Case Digest: Tuna Processing v. Philippine Kingford

G.R. No. 185582 : February 29, 2012




Philippine Kingford, Inc. (Kingford) is a corporation duly organized and existing under the laws of the Philippines while Tuna Processing, Inc. (TPI) is a foreign corporation not licensed to do business in the Philippines. Due to circumstances not mentioned in the case, Kingford withdrew from petitioner TPI and correspondingly, reneged on their obligations. Petitioner submitted the dispute for arbitration before the International Centre for Dispute Resolution in the State of California, United States and won the case against respondent. To enforce the award, petitioner TPI filed a Petition for Confirmation, Recognition, and Enforcement of Foreign Arbitral Award before the RTC of Makati City. The RTC dismissed the petition on the ground that the petitioner lacked legal capacity to sue in the Philippines.

ISSUE: Can a foreign corporation not licensed to do business in the Philippines, but which collects royalties from entities in the Philippines, sue here to enforce a foreign arbitral award?

HELD: RTCs decision is reversed.

POLITICAL LAW: special vs. general law

The Alternative Dispute Resolution Act of 2004 shall apply in this case as the Act, as its title - An Act to Institutionalize the Use of an Alternative Dispute Resolution System in the Philippines and to Establish the Office for Alternative Dispute Resolution, and for Other Purposes - would suggest, is a law especially enacted to actively promote party autonomy in the resolution of disputes or the freedom of the party to make their own arrangements to resolve their disputes. It specifically provides exclusive grounds available to the party opposing an application for recognition and enforcement of the arbitral award. The Corporation Code is the general law providing for the formation, organization and regulation of private corporations. As between a general and special law, the latter shall prevail generalia specialibus non derogant.

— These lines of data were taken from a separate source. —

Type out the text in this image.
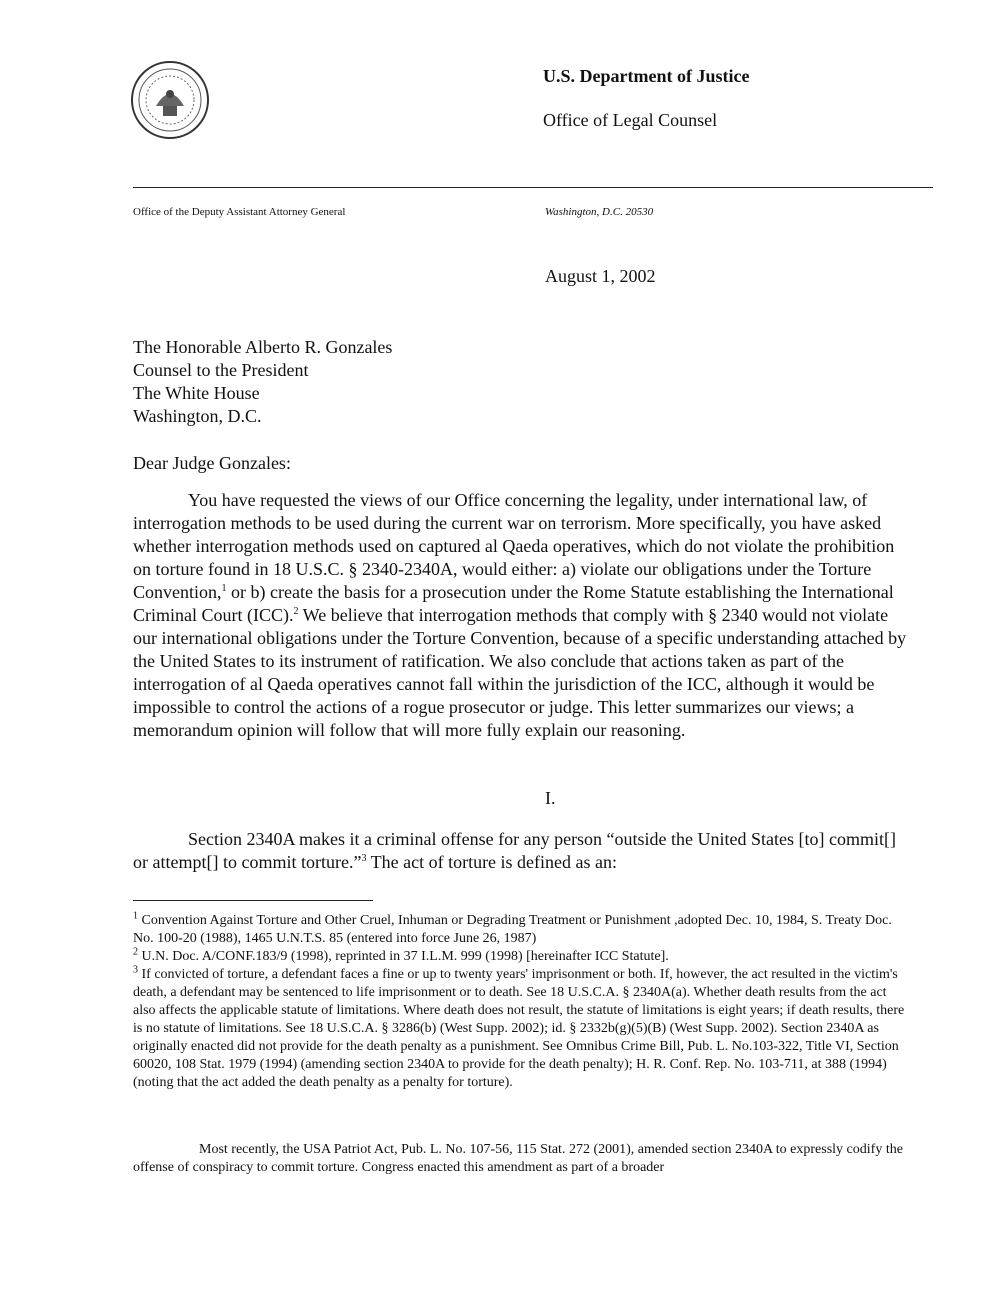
U.S. Department of Justice
Office of Legal Counsel
Office of the Deputy Assistant Attorney General	Washington, D.C. 20530
August 1, 2002
The Honorable Alberto R. Gonzales
Counsel to the President
The White House
Washington, D.C.
Dear Judge Gonzales:

You have requested the views of our Office concerning the legality, under international law, of interrogation methods to be used during the current war on terrorism. More specifically, you have asked whether interrogation methods used on captured al Qaeda operatives, which do not violate the prohibition on torture found in 18 U.S.C. § 2340-2340A, would either: a) violate our obligations under the Torture Convention,$^1$ or b) create the basis for a prosecution under the Rome Statute establishing the International Criminal Court (ICC).$^2$ We believe that interrogation methods that comply with § 2340 would not violate our international obligations under the Torture Convention, because of a specific understanding attached by the United States to its instrument of ratification. We also conclude that actions taken as part of the interrogation of al Qaeda operatives cannot fall within the jurisdiction of the ICC, although it would be impossible to control the actions of a rogue prosecutor or judge. This letter summarizes our views; a memorandum opinion will follow that will more fully explain our reasoning.

I.

Section 2340A makes it a criminal offense for any person “outside the United States [to] commit[] or attempt[] to commit torture.”$^3$ The act of torture is defined as an:

$^1$ Convention Against Torture and Other Cruel, Inhuman or Degrading Treatment or Punishment ,adopted Dec. 10, 1984, S. Treaty Doc. No. 100-20 (1988), 1465 U.N.T.S. 85 (entered into force June 26, 1987)

$^2$ U.N. Doc. A/CONF.183/9 (1998), reprinted in 37 I.L.M. 999 (1998) [hereinafter ICC Statute].

$^3$ If convicted of torture, a defendant faces a fine or up to twenty years' imprisonment or both. If, however, the act resulted in the victim's death, a defendant may be sentenced to life imprisonment or to death. See 18 U.S.C.A. § 2340A(a). Whether death results from the act also affects the applicable statute of limitations. Where death does not result, the statute of limitations is eight years; if death results, there is no statute of limitations. See 18 U.S.C.A. § 3286(b) (West Supp. 2002); id. § 2332b(g)(5)(B) (West Supp. 2002). Section 2340A as originally enacted did not provide for the death penalty as a punishment. See Omnibus Crime Bill, Pub. L. No.103-322, Title VI, Section 60020, 108 Stat. 1979 (1994) (amending section 2340A to provide for the death penalty); H. R. Conf. Rep. No. 103-711, at 388 (1994) (noting that the act added the death penalty as a penalty for torture).

Most recently, the USA Patriot Act, Pub. L. No. 107-56, 115 Stat. 272 (2001), amended section 2340A to expressly codify the offense of conspiracy to commit torture. Congress enacted this amendment as part of a broader
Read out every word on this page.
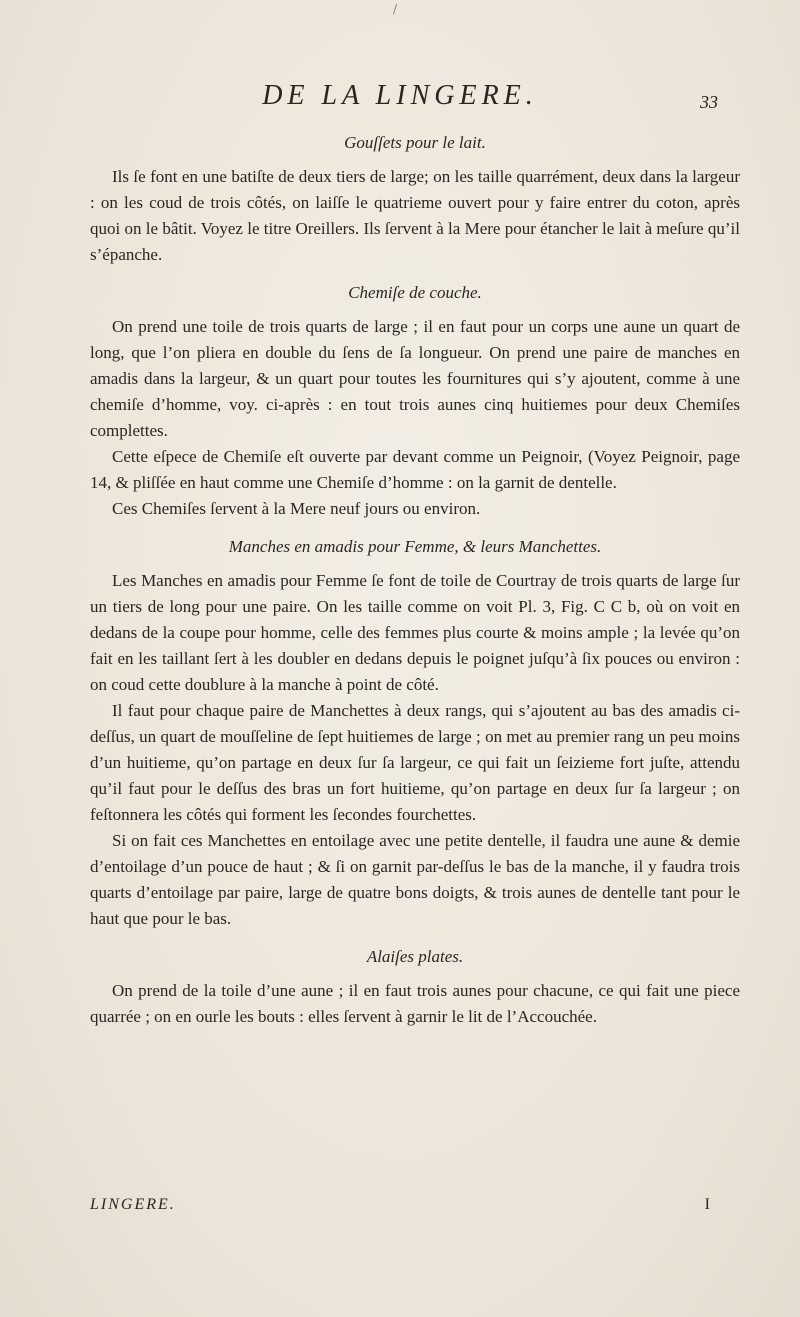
/
DE LA LINGERE.	33
Gouſſets pour le lait.

Ils ſe font en une batiſte de deux tiers de large; on les taille quarrément, deux dans la largeur : on les coud de trois côtés, on laiſſe le quatrieme ouvert pour y faire entrer du coton, après quoi on le bâtit. Voyez le titre Oreillers. Ils ſervent à la Mere pour étancher le lait à meſure qu’il s’épanche.

Chemiſe de couche.

On prend une toile de trois quarts de large ; il en faut pour un corps une aune un quart de long, que l’on pliera en double du ſens de ſa longueur. On prend une paire de manches en amadis dans la largeur, & un quart pour toutes les fournitures qui s’y ajoutent, comme à une chemiſe d’homme, voy. ci-après : en tout trois aunes cinq huitiemes pour deux Chemiſes complettes.

Cette eſpece de Chemiſe eſt ouverte par devant comme un Peignoir, (Voyez Peignoir, page 14, & pliſſée en haut comme une Chemiſe d’homme : on la garnit de dentelle.

Ces Chemiſes ſervent à la Mere neuf jours ou environ.

Manches en amadis pour Femme, & leurs Manchettes.

Les Manches en amadis pour Femme ſe font de toile de Courtray de trois quarts de large ſur un tiers de long pour une paire. On les taille comme on voit Pl. 3, Fig. C C b, où on voit en dedans de la coupe pour homme, celle des femmes plus courte & moins ample ; la levée qu’on fait en les taillant ſert à les doubler en dedans depuis le poignet juſqu’à ſix pouces ou environ : on coud cette doublure à la manche à point de côté.

Il faut pour chaque paire de Manchettes à deux rangs, qui s’ajoutent au bas des amadis ci-deſſus, un quart de mouſſeline de ſept huitiemes de large ; on met au premier rang un peu moins d’un huitieme, qu’on partage en deux ſur ſa largeur, ce qui fait un ſeizieme fort juſte, attendu qu’il faut pour le deſſus des bras un fort huitieme, qu’on partage en deux ſur ſa largeur ; on feſtonnera les côtés qui forment les ſecondes fourchettes.

Si on fait ces Manchettes en entoilage avec une petite dentelle, il faudra une aune & demie d’entoilage d’un pouce de haut ; & ſi on garnit par-deſſus le bas de la manche, il y faudra trois quarts d’entoilage par paire, large de quatre bons doigts, & trois aunes de dentelle tant pour le haut que pour le bas.

Alaiſes plates.

On prend de la toile d’une aune ; il en faut trois aunes pour chacune, ce qui fait une piece quarrée ; on en ourle les bouts : elles ſervent à garnir le lit de l’Accouchée.

LINGERE.	I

The Special Rules of Court on Alternative Dispute Resolution provides that any party to a foreign arbitration may petition the court to recognize and enforce a foreign arbitral award.Indeed, it is in the best interest of justice that in the enforcement of a foreign arbitral award, the losing party can not avail of the rule that bars foreign corporations not licensed to do business in the Philippines from maintaining a suit in our courts. When a party enters into a contract containing a foreign arbitration clause and, as in this case, in fact submits itself to arbitration, it becomes bound by the contract, by the arbitration and by the result of arbitration, conceding thereby the capacity of the other party to enter into the contract, participate in the arbitration and cause the implementation of the result.